"Un rapporto di lavoro subordinato sorto con un ente pubblico non economico per i fini istituzionali dello stesso, nullo perché non assistito da un regolare atto di nomina o addirittura vietato da norma imperativa, rientra pur sempre sotto la sfera di applicazione dell'art. 2126 c.c., con conseguente diritto del lavoratore al trattamento retributivo e alla contribuzione previdenziale per il tempo in cui abbia avuto materiale esecuzione"

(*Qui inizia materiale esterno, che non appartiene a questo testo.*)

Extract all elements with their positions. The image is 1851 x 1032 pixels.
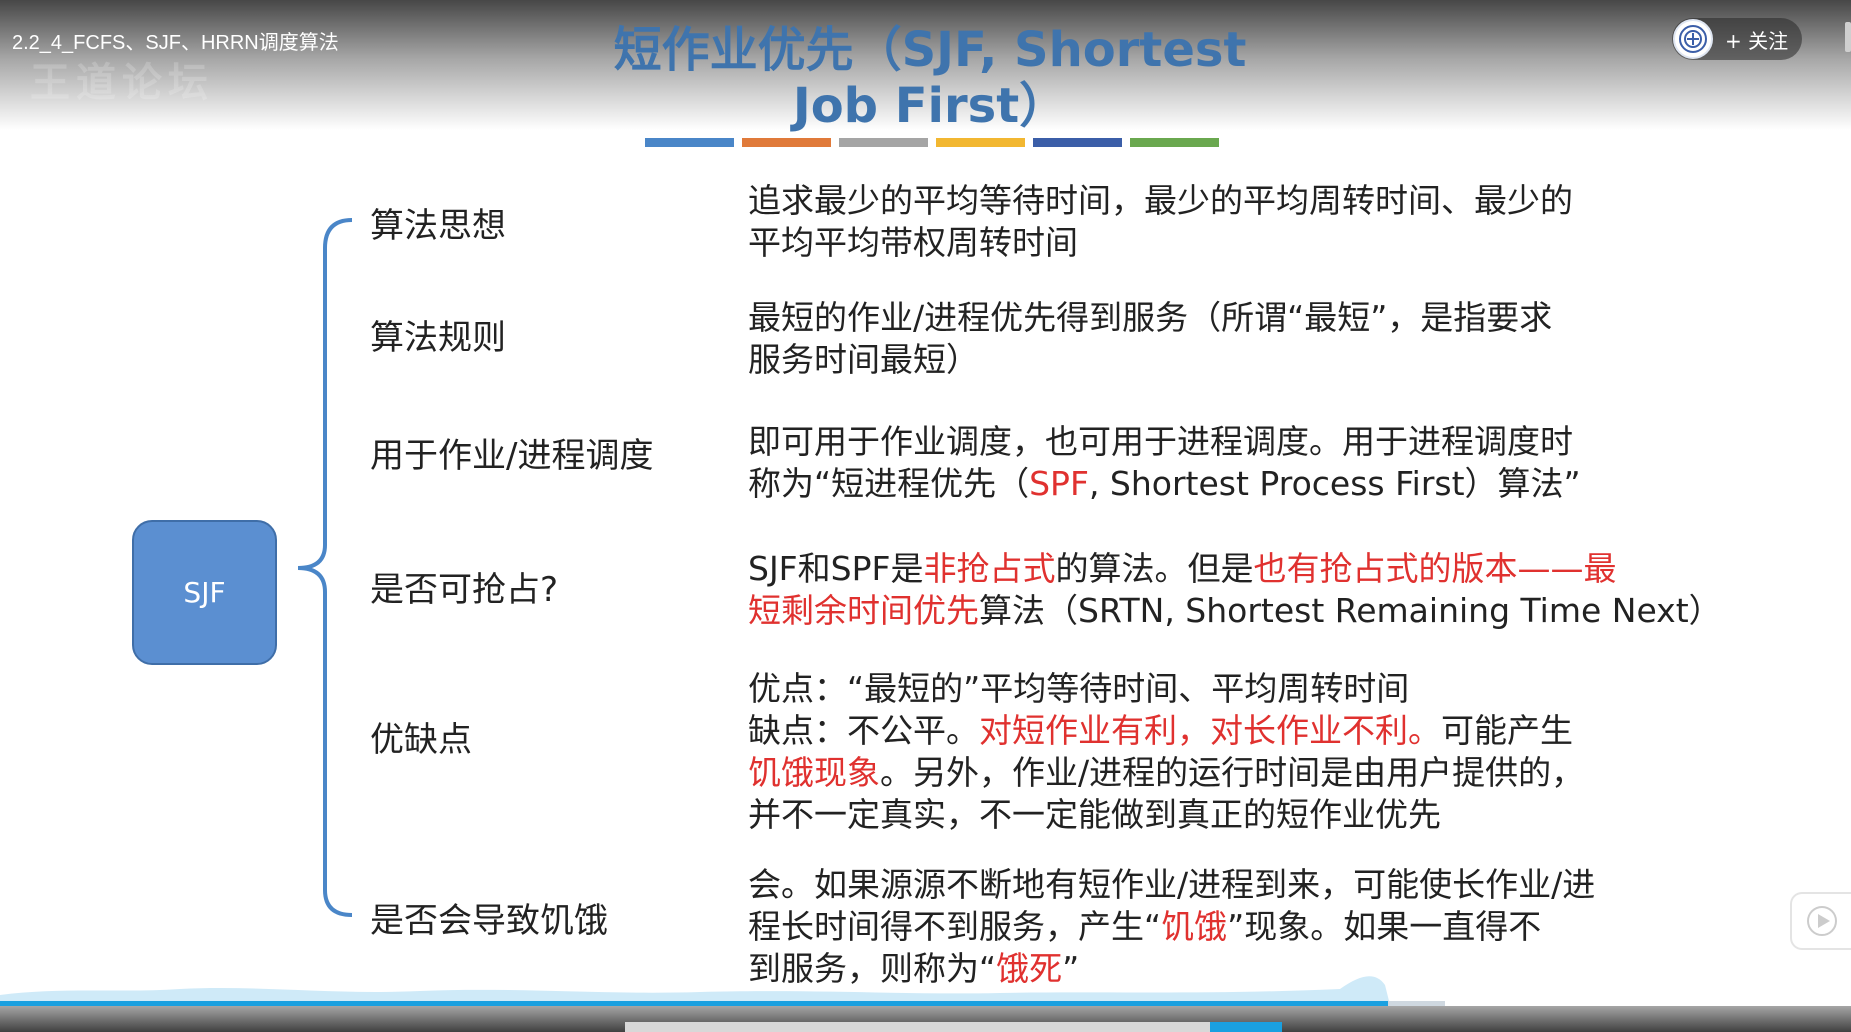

A tale consolidato principio - afferma la Corte di Cassazione con sentenza n. 7376 del 28 marzo 2014 - si è attenuta la sentenza della Corte territoriale che ha affermato, con riferimento alla sussistenza di un rapporto di lavoro subordinato, che le contestazioni delle appellanti datrici di lavoro erano generiche e basate essenzialmente sul rilievo della discontinuità della prestazione lavorativa senza tuttavia nulla riferire circa le modalità concrete di svolgimento del rapporto di lavoro ed esaminare gli esiti della prova per testi dai quali era invece emerso il carattere continuativo e regolare della prestazione della lavoratrice soggetta a specifici orari e turni.
I datori di lavoro, rilevano che tra le parti era intercorso un rapporto di lavoro autonomo di collaborazione coordinata e continuativa e non già di lavoro subordinato deducendo che l'assunzione era subordinata al positivo superamento del concorso e che, pertanto, il rapporto era nullo per illiceità della causa e dell'oggetto con conseguente inapplicabilità dell'art. 2126 cc. Osservano che le parti avevano voluto un rapporto di lavoro autonomo e dunque non era invocabile l'art. 2126 cc.

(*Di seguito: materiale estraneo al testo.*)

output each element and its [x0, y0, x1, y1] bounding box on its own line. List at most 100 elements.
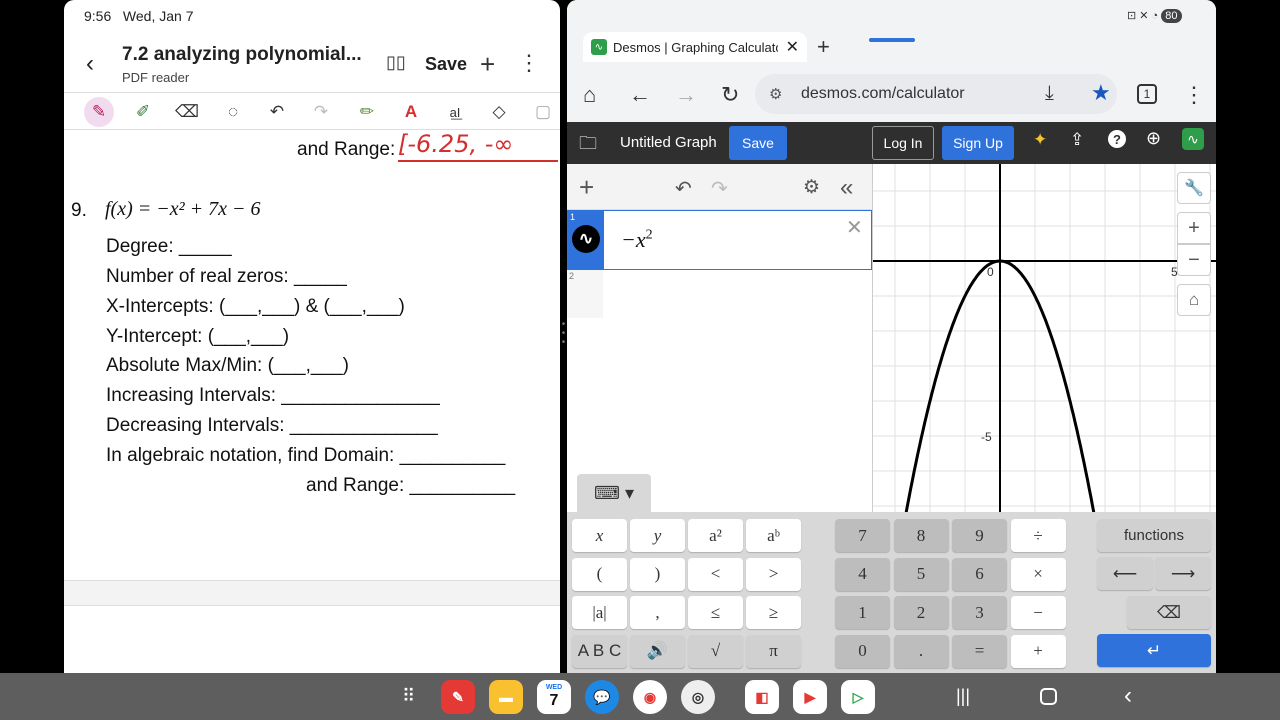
folder-icon[interactable]: 🗀: [579, 131, 597, 161]
cursor-right-icon[interactable]: ⟶: [1155, 557, 1211, 590]
lasso-select-icon[interactable]: ◌: [218, 97, 248, 127]
text-tool-icon[interactable]: a͟I: [440, 97, 470, 127]
redo-graph-icon[interactable]: ↷: [711, 176, 728, 201]
recent-apps-icon[interactable]: |||: [956, 686, 970, 707]
open-paren-key[interactable]: (: [572, 557, 627, 591]
share-icon[interactable]: ⇪: [1070, 130, 1084, 150]
highlighter-icon[interactable]: ✐: [128, 97, 158, 127]
less-equal-key[interactable]: ≤: [688, 596, 743, 629]
new-tab-icon[interactable]: +: [817, 34, 830, 60]
forward-icon[interactable]: →: [675, 82, 697, 108]
sqrt-key[interactable]: √: [688, 634, 743, 668]
marker-icon[interactable]: ✏: [352, 97, 382, 127]
eraser-icon[interactable]: ⌫: [172, 97, 202, 127]
download-icon[interactable]: ⤓: [1045, 82, 1054, 105]
wrench-icon[interactable]: 🔧: [1177, 172, 1211, 204]
messages-app-icon[interactable]: 💬: [585, 680, 619, 714]
minus-key[interactable]: −: [1010, 596, 1066, 629]
desmos-save-button[interactable]: Save: [729, 126, 787, 160]
greater-than-key[interactable]: >: [746, 557, 801, 591]
signup-button[interactable]: Sign Up: [942, 126, 1014, 160]
graph-title[interactable]: Untitled Graph: [620, 134, 717, 151]
home-icon[interactable]: ⌂: [583, 82, 596, 108]
undo-icon[interactable]: ↶: [262, 97, 292, 127]
default-zoom-home-icon[interactable]: ⌂: [1177, 284, 1211, 316]
home-button-icon[interactable]: [1040, 688, 1057, 705]
abc-key[interactable]: A B C: [572, 634, 627, 668]
sparkle-icon[interactable]: ✦: [1033, 130, 1047, 150]
delete-expression-icon[interactable]: ✕: [846, 215, 863, 240]
x-key[interactable]: x: [572, 519, 627, 552]
one-key[interactable]: 1: [835, 596, 890, 629]
system-back-icon[interactable]: ‹: [1124, 682, 1132, 710]
multi-window-icon[interactable]: ◧: [745, 680, 779, 714]
add-expression-icon[interactable]: +: [579, 172, 594, 203]
five-key[interactable]: 5: [893, 557, 949, 591]
graph-canvas[interactable]: 0 5 -5: [873, 164, 1216, 512]
notes-app-icon[interactable]: ✎: [441, 680, 475, 714]
url-bar[interactable]: ⚙ desmos.com/calculator: [755, 74, 1117, 114]
browser-menu-icon[interactable]: ⋮: [1183, 82, 1205, 108]
cursor-left-icon[interactable]: ⟵: [1097, 557, 1153, 590]
desmos-logo-icon[interactable]: ∿: [1182, 128, 1204, 150]
decimal-key[interactable]: .: [893, 634, 949, 668]
four-key[interactable]: 4: [835, 557, 890, 591]
expression-row-1[interactable]: 1 ∿ −x2 ✕: [567, 210, 872, 270]
redo-icon[interactable]: ↷: [306, 97, 336, 127]
bookmark-star-icon[interactable]: ★: [1091, 80, 1111, 106]
browser-tab[interactable]: ∿ Desmos | Graphing Calculato ✕: [583, 32, 807, 62]
play-store-app-icon[interactable]: ▷: [841, 680, 875, 714]
shapes-icon[interactable]: ◇: [484, 97, 514, 127]
app-drawer-icon[interactable]: ⠿: [402, 686, 415, 707]
save-button[interactable]: Save: [425, 54, 467, 75]
comma-key[interactable]: ,: [630, 596, 685, 629]
collapse-list-icon[interactable]: «: [840, 174, 853, 202]
nine-key[interactable]: 9: [952, 519, 1007, 552]
settings-gear-icon[interactable]: ⚙: [803, 176, 820, 199]
youtube-app-icon[interactable]: ▶: [793, 680, 827, 714]
less-than-key[interactable]: <: [688, 557, 743, 591]
zoom-out-icon[interactable]: −: [1177, 244, 1211, 276]
back-arrow-icon[interactable]: ‹: [86, 50, 94, 78]
files-app-icon[interactable]: ▬: [489, 680, 523, 714]
site-settings-icon[interactable]: ⚙: [769, 85, 782, 103]
expression-row-2-tab[interactable]: 2: [567, 270, 603, 318]
book-view-icon[interactable]: ▯▯: [386, 52, 406, 73]
reload-icon[interactable]: ↻: [721, 82, 739, 108]
audio-icon[interactable]: 🔊: [630, 634, 685, 668]
image-icon[interactable]: ▢: [528, 97, 558, 127]
tab-count[interactable]: 1: [1137, 84, 1157, 104]
equals-key[interactable]: =: [952, 634, 1007, 668]
six-key[interactable]: 6: [952, 557, 1007, 591]
pen-icon[interactable]: ✎: [84, 97, 114, 127]
three-key[interactable]: 3: [952, 596, 1007, 629]
keyboard-toggle-icon[interactable]: ⌨ ▾: [577, 474, 651, 512]
drag-handle[interactable]: [869, 38, 915, 42]
chrome-app-icon[interactable]: ◉: [633, 680, 667, 714]
backspace-icon[interactable]: ⌫: [1127, 596, 1211, 629]
undo-graph-icon[interactable]: ↶: [675, 176, 692, 201]
help-icon[interactable]: ?: [1108, 130, 1126, 148]
expression-color-tab[interactable]: 1 ∿: [568, 211, 604, 269]
abs-value-key[interactable]: |a|: [572, 596, 627, 629]
multiply-key[interactable]: ×: [1010, 557, 1066, 591]
plus-key[interactable]: +: [1010, 634, 1066, 668]
power-key[interactable]: aᵇ: [746, 519, 801, 552]
zoom-in-icon[interactable]: +: [1177, 212, 1211, 244]
more-options-icon[interactable]: ⋮: [518, 50, 540, 76]
add-icon[interactable]: +: [480, 49, 495, 80]
camera-app-icon[interactable]: ◎: [681, 680, 715, 714]
divide-key[interactable]: ÷: [1010, 519, 1066, 552]
eight-key[interactable]: 8: [893, 519, 949, 552]
pi-key[interactable]: π: [746, 634, 801, 668]
back-icon[interactable]: ←: [629, 82, 651, 108]
close-tab-icon[interactable]: ✕: [786, 37, 799, 57]
functions-button[interactable]: functions: [1097, 519, 1211, 552]
split-handle[interactable]: • • •: [561, 320, 566, 348]
expression-input[interactable]: −x2: [621, 227, 653, 253]
graph-visibility-icon[interactable]: ∿: [572, 225, 600, 253]
close-paren-key[interactable]: ): [630, 557, 685, 591]
greater-equal-key[interactable]: ≥: [746, 596, 801, 629]
seven-key[interactable]: 7: [835, 519, 890, 552]
language-globe-icon[interactable]: ⊕: [1146, 128, 1161, 149]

La Corte d'appello, in particolare, ha affermato che gli enti appellanti, datori di lavoro, avevano dato atto che la prestazione lavorativa della lavoratrice era iniziata nel 1989 ed era ancora in corso nel 1999 e che, tuttavia nulla avevano riferito circa le dettagliate testimonianze dalle quali si desumeva con certezza il carattere continuativo e regolare della prestazione della lavoratrice quale segretaria addetta all'amministrazione ed ai contatti con il pubblico in base a specifici orari e turni di lavoro.

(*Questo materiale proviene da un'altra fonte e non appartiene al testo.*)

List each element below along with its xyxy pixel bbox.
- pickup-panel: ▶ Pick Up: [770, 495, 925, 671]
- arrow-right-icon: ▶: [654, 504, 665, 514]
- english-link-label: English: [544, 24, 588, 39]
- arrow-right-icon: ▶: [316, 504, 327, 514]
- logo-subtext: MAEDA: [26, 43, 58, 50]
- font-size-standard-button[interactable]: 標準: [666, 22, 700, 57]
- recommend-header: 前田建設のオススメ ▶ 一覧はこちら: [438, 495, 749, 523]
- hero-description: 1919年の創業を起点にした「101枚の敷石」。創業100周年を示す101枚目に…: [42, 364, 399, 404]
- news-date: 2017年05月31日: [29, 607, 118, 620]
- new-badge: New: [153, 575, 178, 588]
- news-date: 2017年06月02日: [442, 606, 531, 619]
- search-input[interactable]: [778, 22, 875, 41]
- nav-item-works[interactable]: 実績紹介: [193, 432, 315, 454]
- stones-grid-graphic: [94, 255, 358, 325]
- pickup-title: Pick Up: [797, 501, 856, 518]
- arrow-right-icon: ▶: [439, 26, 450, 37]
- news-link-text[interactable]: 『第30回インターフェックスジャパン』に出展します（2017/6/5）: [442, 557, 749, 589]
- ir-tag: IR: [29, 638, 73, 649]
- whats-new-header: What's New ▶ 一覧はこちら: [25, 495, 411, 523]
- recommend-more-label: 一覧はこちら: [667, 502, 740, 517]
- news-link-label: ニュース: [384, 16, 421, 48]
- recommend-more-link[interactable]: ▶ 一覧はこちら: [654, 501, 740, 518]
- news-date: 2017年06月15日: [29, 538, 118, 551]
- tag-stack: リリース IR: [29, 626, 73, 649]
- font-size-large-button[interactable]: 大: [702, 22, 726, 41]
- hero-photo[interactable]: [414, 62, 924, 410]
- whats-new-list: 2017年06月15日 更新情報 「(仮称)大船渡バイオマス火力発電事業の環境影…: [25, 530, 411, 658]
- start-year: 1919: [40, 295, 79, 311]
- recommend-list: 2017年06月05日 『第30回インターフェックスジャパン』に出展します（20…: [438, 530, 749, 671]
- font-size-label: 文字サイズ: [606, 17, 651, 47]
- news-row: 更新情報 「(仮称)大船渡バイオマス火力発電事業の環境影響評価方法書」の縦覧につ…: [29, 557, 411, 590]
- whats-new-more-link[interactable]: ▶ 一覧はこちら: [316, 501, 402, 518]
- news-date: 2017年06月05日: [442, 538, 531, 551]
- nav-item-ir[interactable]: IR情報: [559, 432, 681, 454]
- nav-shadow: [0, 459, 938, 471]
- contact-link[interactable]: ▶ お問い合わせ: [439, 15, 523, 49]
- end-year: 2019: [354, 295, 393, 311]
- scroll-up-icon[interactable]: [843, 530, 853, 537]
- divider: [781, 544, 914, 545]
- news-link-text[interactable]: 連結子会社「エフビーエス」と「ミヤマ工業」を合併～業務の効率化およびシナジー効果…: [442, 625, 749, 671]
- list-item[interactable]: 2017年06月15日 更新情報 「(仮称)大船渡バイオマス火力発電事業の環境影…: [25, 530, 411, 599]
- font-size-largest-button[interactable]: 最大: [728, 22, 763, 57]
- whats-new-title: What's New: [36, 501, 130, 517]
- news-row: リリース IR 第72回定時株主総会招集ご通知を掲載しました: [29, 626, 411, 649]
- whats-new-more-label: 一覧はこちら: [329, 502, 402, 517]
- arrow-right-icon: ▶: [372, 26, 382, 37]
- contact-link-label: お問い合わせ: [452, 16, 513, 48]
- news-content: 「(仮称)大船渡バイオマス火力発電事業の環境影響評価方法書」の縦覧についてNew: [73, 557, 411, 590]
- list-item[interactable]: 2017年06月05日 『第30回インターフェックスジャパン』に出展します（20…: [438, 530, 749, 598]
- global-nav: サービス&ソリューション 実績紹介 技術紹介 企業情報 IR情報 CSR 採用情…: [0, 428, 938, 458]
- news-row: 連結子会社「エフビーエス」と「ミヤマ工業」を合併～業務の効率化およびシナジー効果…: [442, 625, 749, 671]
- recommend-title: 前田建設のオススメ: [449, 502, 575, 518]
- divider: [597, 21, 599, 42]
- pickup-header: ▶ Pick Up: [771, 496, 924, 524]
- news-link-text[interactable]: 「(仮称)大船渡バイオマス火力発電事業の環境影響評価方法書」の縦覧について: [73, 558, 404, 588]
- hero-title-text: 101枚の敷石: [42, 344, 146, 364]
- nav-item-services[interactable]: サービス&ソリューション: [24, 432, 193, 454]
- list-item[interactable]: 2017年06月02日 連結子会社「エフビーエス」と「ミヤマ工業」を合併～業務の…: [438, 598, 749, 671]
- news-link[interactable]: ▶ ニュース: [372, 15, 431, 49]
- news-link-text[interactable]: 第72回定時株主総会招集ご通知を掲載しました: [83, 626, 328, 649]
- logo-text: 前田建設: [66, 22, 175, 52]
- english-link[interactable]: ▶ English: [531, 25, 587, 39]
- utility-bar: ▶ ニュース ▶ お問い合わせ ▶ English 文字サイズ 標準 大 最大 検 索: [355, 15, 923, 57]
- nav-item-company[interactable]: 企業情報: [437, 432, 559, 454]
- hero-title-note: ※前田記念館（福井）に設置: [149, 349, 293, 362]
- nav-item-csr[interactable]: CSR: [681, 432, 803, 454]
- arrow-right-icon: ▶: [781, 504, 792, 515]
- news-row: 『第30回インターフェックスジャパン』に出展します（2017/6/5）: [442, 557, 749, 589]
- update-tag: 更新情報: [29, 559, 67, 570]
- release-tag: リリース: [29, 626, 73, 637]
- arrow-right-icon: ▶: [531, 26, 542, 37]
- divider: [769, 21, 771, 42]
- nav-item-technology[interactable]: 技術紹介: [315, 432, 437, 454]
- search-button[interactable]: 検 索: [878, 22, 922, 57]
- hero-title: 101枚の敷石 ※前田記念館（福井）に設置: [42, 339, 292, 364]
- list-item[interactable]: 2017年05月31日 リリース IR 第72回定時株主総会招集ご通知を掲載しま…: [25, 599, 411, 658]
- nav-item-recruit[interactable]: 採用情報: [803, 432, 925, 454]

La Suprema Corte ha altresì precisato che "la rilevanza della volontà delle parti ai fini della qualificazione del rapporto di lavoro (...) richiamata dai ricorrenti, non può essere disgiunta da una verifica in concreto delle caratteristiche e modalità di svolgimento del lavoro in ordine alla quale non sono elementi irrilevanti la continuità della prestazione, la retribuzione percepita, l'inserimento stabile e prolungato nell'organizzazione degli enti."